I made it home to find my home and car untouched. A couple neighbors were putting a soft top on their Jeep and never noticed I was gone or saw me go screaming down the street. Leo walked inside and turned to me. I hugged him and almost broke down momentarily. I gave him half a bag of pepperoni slices and brought myself to give the poodle one. Ultimately it isn't his fault his nature as a stray kicked in while he was at a place unfamiliar to him.

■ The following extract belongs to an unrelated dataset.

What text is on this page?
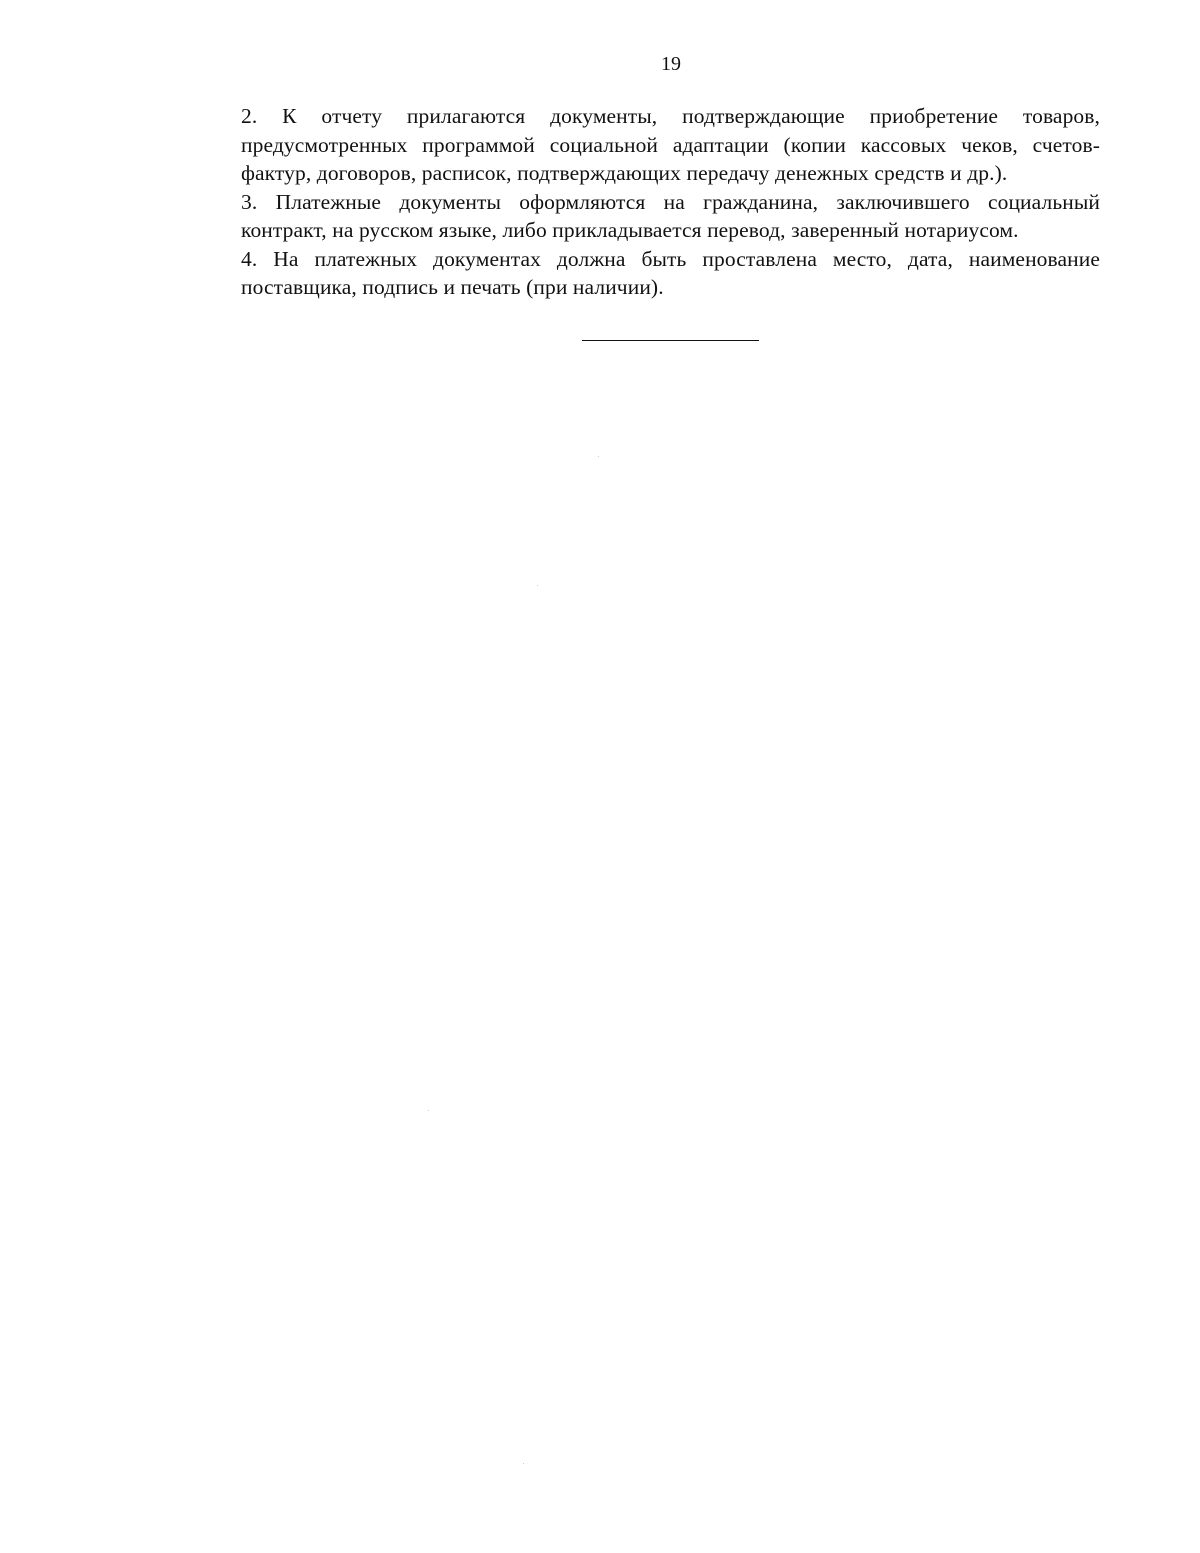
19

2. К отчету прилагаются документы, подтверждающие приобретение товаров, предусмотренных программой социальной адаптации (копии кассовых чеков, счетов-фактур, договоров, расписок, подтверждающих передачу денежных средств и др.).

3. Платежные документы оформляются на гражданина, заключившего социальный контракт, на русском языке, либо прикладывается перевод, заверенный нотариусом.

4. На платежных документах должна быть проставлена место, дата, наименование поставщика, подпись и печать (при наличии).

The sun came back out and I went back to washing my car. This time I left both dogs in the house. I couldn't believe my dog got what was going on. It's not that I didn't know he had it in him, but I had no reason to consider it either. I didn't know his instincts, the magical things I read about in all these stores about heroic dogs, would kick in so that he'd know exactly what to do. My dog growls but almost never barks. He's very playful outdoors but spends most of his time inside asleep. Why did he come to me? Why didn't he just leave the neighborhood? What made him decide to come when he did? Why did he come back to me after stopping the poodle without having to be commanded to do so? I literally thanked God for my dog. And I never imagined I'd thank God for any animal other than appreciating His creativity in making so many of them. My dog helped me in a time of need and for that I am eternally grateful. Now I get the stories about the heroic dogs. But what I get even more is the dog behind the heroics.

Has your dog ever done something amazing that left you speechless and gave you a different appreciation for dogs?